Il ne suffit pas d’embarquer les élèves sur le navire de l’apprentissage, il faut éviter aussi qu’ils débarquent en cours de route, qu’ils se mutinent parce qu’ils ne voient pas assez tôt la Terre des Indes promise par leur amiral qui les exhorte à la patience, qu’ils éteignent la flamme qu’on a eu du mal à allumer. Il s’agit bien de faire durer motivation et mobilisation, donc de persévérer.

La notion de persévérance scolaire vient du Québec, des années 50, autour de l’idée de poursuite des études par un plus grand nombre d’élèves pour éviter le décrochage. De nombreux programmes de réussite éducative dans ce pays utilisent cette notion comme concept clé, que l’on retrouve aujourd’hui en France dès lors que l’on parle de la lutte contre le décrochage ou de prévention de celui-ci.

Nous utiliserons ici l’expression dans un sens plus large : qu’est-ce qui permet d’inscrire les apprentissages dans la durée, d’encourager les élèves à poursuivre des efforts et à maintenir une attention forte quand les résultats ne peuvent pas être toujours immédiats ou rapides, tout ceci à l’heure du zapping et des excès de vitesse ?

Bien entendu, les coups de menton autoritaires, les exhortations à faire des efforts, les « y’a qu’à », tout cela ne fonctionne pas. Pas plus que la magie de l’activité elle-même. Déclencher la curiosité, l’envie de produire avec la promesse d’une belle réalisation, mettre en route un projet, tout cela n’est finalement pas trop difficile. Mais a-t-on su dès le départ prévoir les obstacles, les découragements, l’ennui qui peut naitre quand l’attrait de la nouveauté n’est plus au rendez-vous ?

Ce qui ne marche guère, contrairement aux croyances, c’est la carotte et le bâton. Il faut avoir l’esprit tordu de certains politiciens conservateurs pour penser que les notes suffisent à motiver, surtout la crainte des mauvaises. Mais diverses expériences ont été relatées qui montrent que la promesse de la récompense peut avoir des effets positifs à court terme, mais bien plus négatifs à long terme. Du moins quand cette récompense est purement marchande[[voir par exemple des expériences relatées par Alain Lieury et Fabien Fenouillet, dans Motivation et réussite scolaire, éditions Dunod, 2013.]]

Dix pistes

Le mieux sans doute est de partir des obstacles à cette persévérance pour construire son activité, en partant de l’idée de Jean-Pierre Astolfi de « l’objectif obstacle ». Dès lors, on va chercher à renforcer ce qui maintient le feu allumé, même si, par moments, il ne brule que faiblement et qu’on peut le croire éteint. Je propose ici dix pistes fondées avant tout sur ma pratique, notamment celle de projets sur une période plus ou moins longue, dans ma discipline ou en interdisciplinarité.

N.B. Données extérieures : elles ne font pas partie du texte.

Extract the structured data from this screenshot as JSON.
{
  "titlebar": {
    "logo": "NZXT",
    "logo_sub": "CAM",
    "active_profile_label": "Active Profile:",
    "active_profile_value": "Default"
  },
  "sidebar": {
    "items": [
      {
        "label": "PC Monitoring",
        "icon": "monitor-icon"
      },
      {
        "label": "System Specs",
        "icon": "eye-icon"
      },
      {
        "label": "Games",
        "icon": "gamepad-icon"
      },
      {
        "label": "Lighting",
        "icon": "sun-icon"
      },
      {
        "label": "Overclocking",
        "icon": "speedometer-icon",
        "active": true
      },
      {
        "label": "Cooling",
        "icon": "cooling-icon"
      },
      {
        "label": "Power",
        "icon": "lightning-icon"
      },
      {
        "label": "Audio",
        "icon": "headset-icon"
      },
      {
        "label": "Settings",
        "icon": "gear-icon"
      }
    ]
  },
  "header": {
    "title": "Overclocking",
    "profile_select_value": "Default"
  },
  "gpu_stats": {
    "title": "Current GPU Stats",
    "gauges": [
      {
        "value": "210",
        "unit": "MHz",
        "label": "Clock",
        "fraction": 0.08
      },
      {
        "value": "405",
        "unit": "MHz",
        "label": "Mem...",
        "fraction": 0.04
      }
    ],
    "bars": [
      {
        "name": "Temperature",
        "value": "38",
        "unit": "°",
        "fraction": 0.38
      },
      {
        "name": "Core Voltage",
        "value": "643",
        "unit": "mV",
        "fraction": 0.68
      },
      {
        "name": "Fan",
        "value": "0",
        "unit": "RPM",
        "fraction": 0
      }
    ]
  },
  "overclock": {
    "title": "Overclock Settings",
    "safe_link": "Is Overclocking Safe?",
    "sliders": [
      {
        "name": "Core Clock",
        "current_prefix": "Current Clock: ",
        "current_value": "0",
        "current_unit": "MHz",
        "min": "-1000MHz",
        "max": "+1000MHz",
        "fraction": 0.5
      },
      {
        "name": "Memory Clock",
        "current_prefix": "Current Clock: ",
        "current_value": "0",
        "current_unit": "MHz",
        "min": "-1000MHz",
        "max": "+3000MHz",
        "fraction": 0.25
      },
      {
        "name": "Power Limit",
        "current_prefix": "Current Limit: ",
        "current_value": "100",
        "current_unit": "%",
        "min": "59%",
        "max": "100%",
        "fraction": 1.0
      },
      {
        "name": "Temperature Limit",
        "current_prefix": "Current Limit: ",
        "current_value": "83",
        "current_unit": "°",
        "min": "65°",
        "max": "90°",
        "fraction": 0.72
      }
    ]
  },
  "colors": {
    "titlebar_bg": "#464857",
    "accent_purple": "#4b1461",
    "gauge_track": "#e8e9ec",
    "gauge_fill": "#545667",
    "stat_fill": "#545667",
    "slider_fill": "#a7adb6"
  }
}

  • Ne pas partir trop vite, mais prendre le temps de s’approprier un projet

Il est souvent important de passer un peu de temps à expliciter ce qu’on va faire, à travailler sur les représentations que se font les élèves, à opérer des jonctions avec ce qu’on faisait avant, à bien faire comprendre comment tel apprentissage s’inscrit dans une continuité. Ce n’est cependant pas contradictoire avec la nécessité d’avoir recours au démarrage au plein cœur de l’action (in medias res) et de ne pas multiplier les préalables et les introductions interminables à travers le discours du professeur. La variété des démarrages reste un impératif qui bouscule les dogmes parfois répandus lors de formations.

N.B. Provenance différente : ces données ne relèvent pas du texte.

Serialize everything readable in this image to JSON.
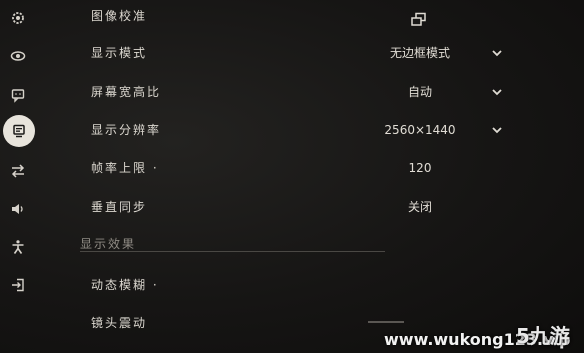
{
  "sidebar": {
    "items": [
      {
        "icon": "gear-icon"
      },
      {
        "icon": "eye-icon"
      },
      {
        "icon": "chat-icon"
      },
      {
        "icon": "display-settings-icon",
        "active": true
      },
      {
        "icon": "swap-arrows-icon"
      },
      {
        "icon": "speaker-icon"
      },
      {
        "icon": "accessibility-person-icon"
      },
      {
        "icon": "exit-icon"
      }
    ]
  },
  "settings": {
    "calibration": {
      "label": "图像校准",
      "icon": "copy-windows-icon"
    },
    "display_mode": {
      "label": "显示模式",
      "value": "无边框模式"
    },
    "aspect_ratio": {
      "label": "屏幕宽高比",
      "value": "自动"
    },
    "resolution": {
      "label": "显示分辨率",
      "value": "2560×1440"
    },
    "frame_limit": {
      "label": "帧率上限 ·",
      "value": "120"
    },
    "vsync": {
      "label": "垂直同步",
      "value": "关闭"
    }
  },
  "effects_section": {
    "title": "显示效果",
    "motion_blur": {
      "label": "动态模糊 ·"
    },
    "camera_shake": {
      "label": "镜头震动"
    }
  },
  "watermark": {
    "text": "www.wukong123.vip",
    "logo": "5九游"
  }
}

  • Ne pas promettre la lune, mieux vaut moins mais mieux

Rien de plus décourageant pour les élèves que de constater à la fin d’un projet qui scintillait de mille lumières que finalement, on n’a pas pu réaliser telle production, qu’on n’a pu faire telle sortie prévue, qu’on « n’a pas eu le temps de… ». Certes, des impondérables existent, mais dans l’ensemble, il faut aller le plus loin possible dans la réalisation de promesses, ou alors moins promettre et davantage réaliser. Des enquêtes ont montré qu’un des reproches majeurs faits par des collégiens aux professeurs est de ne pas toujours faire ce qu’ils avaient annoncé. Dès lors, cela peut leur ôter l’envie de persévérer !

  • Accepter les baisses de régime et en parler en classe

Il est normal que dans le cours d’un projet, des élèves se relâchent, n’acceptent pas forcément le travail patient et plus austère qui suit les moments plus ludiques, plus attrayants. Écrire un premier jet sur son ressenti ou dans le cadre d’un travail d’écriture au long cours, cela marche bien. Mais quand il faut reprendre et reprendre encore son texte, en utilisant des outils pas toujours évidents, en allant piocher dans un cours de grammaire ou dans des documents parfois pas simples, c’est une autre paire de manches. Dire aux élèves « oui, c’est difficile  » est déjà une bonne façon de reconnaitre ces difficultés au lieu de se complaire dans les reproches inutiles ou les avertissements stressants tel « si vous continuez, on n’y arrivera jamais !  ».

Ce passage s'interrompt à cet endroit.